Adverbs are evil. You’ll see this repeated over and over in numerous articles that promise to teach you the fine art of writing. Technical writers create a lot of text, some of it is less generic than other and this ‘less generic text’ brings them closer to novelists, bloggers journalists, as they start wondering whether there is something wrong with their writing style.
We are all aware that technical documentation is supposed to be neutral, but this is too broad a statement. And, yes, technical writers are real writers. So, they might occasionally be interested in reading stuff about general writing and try to wrap their heads around such concepts like ‘evil adverbs’. But why are they evil exactly and does it have anything to do with technical documents?
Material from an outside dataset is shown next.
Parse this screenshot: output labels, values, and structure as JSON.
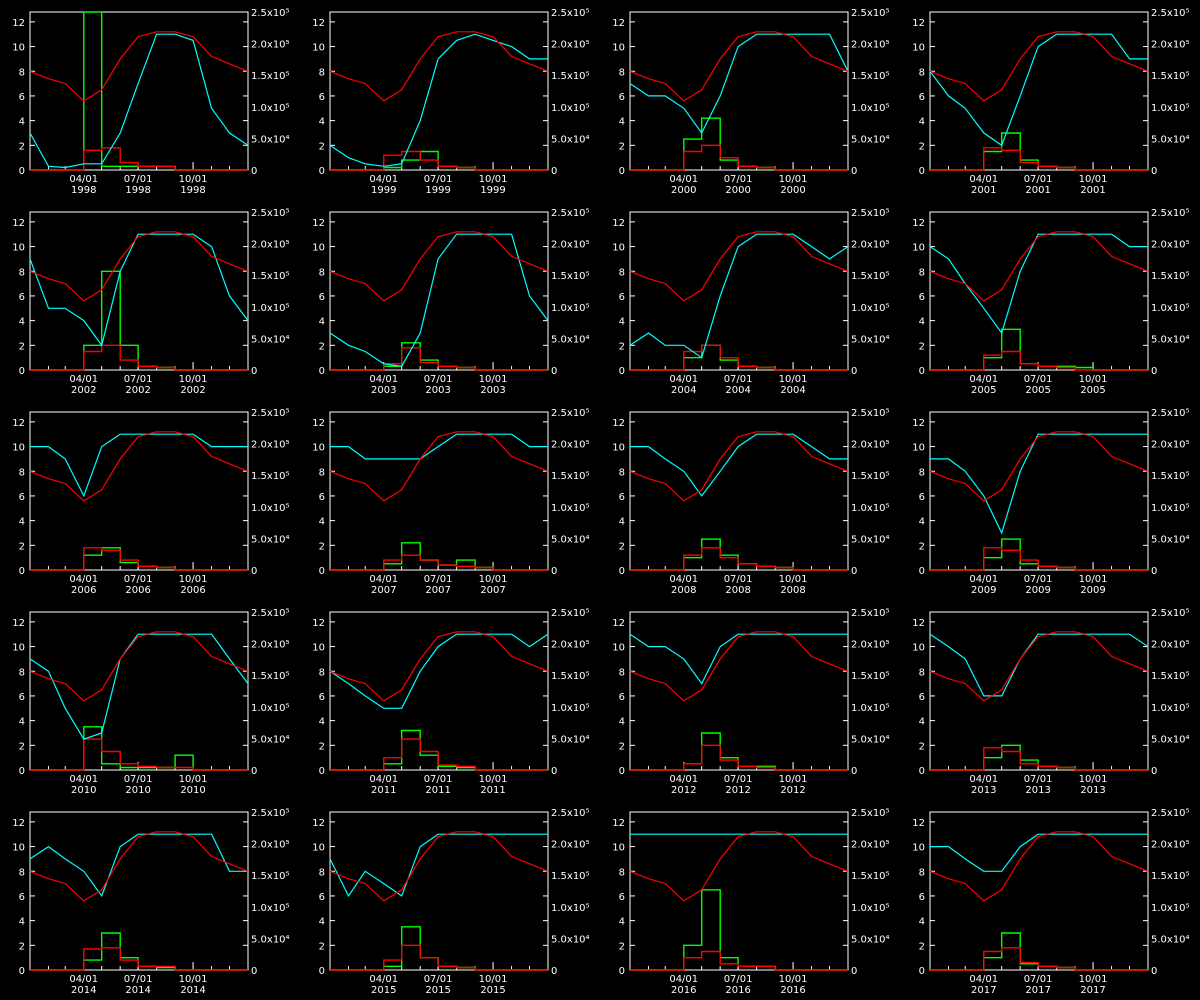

The first time I came across adverbs being treated as something bad was in a book by Stephen King. While the author doesn’t require any introduction, this particular book pretty much stands out in his bibliography. It’s called ‘On Writing’ and instead of monsters, deadly diseases, zombies and guts, it provides a nice and even somehow cosy overview of Stephen King’s personal life and how exactly he approaches book authoring. It is a very entertaining piece of writing to delve into, especially for anyone who dreams of becoming a writer.
Somewhere in the middle, the author suddenly states, ‘I believe the road to hell is paved with adverbs.’ And turns this idea into a pretty long rant on how he sincerely hates adverbs. Stephen King’s idea is rather simple. If you need to use a lot of adverbs than you are not a good writer. He just puts it out there and doesn’t care if he sounds blunt. In his opinion (and not just his — that’s, basically, the main argument of all adverb haters), adverbs suck the life out of text, make it generic and even ridiculous. While no adverbs make a writer seek other, better ways to convey a message.
Also, if you are a good writer, readers won’t need adverbs to guide them through your text. A scene needs to be vivid enough on its own for a reader to get that Sally said it ‘rather quietly’ and John sounded ‘pretty surprised’.
So, writers have no other option but to be more creative and use words like ‘muttering’, ‘murmuring’, ‘crooning’, ‘hissing’ when describing a person talking. That does seem like an elegant solution to make a story more captivating and vibrant. And, nevertheless, saying that adverbs are evil is an awful generalization. Here’s why.
Fear no Evil
Let’s start with a touch of grammar — there are different kinds of adverbs and while most adverb haters do not differentiate them, not all adverbs are able to cause harm. Like, there are adverbs of manner (easily, foolishly, quickly,) adverbs of time (often, tomorrow, yesterday), emphasizers (extremely, very), etc.
Let’s imagine we are a team of medical writers working on a scientific document. A sentence to consider:
Cases of this influenza type are rare in Asian countries.
A pretty sentence without adverbs, isn’t it? But what if what we really meant to say was:
Cases of this influenza type are extremely rare in Asian countries.
Do you feel the difference? The same would work for lists of, for example, side effects of any given pill, rarity of occurrence of which can be verbalized with the help of adverbs. Where there’s a need to show extent or degree of something, adverbs work great. We can clearly see that there is a place for adverbs in technical writing. As for other forms of written text, one should not be that narrow-minded either.
The funniest thing in all this ‘adverbs are evil’ argument is that the very people who advise against them often fail to follow their own rules. No wonder. A language is an intricate and sustainable system, and it doesn’t take demands well. You cannot bend it from the outside. And as soon as (if ever) adverb usage becomes obsolete, they will disappear from the language on they own. Although, we really doubt this will happen as presence of this part of speech is very strong and often using an adverb is the best way to explain something in any text, user manuals included.
Good luck with your technical writing!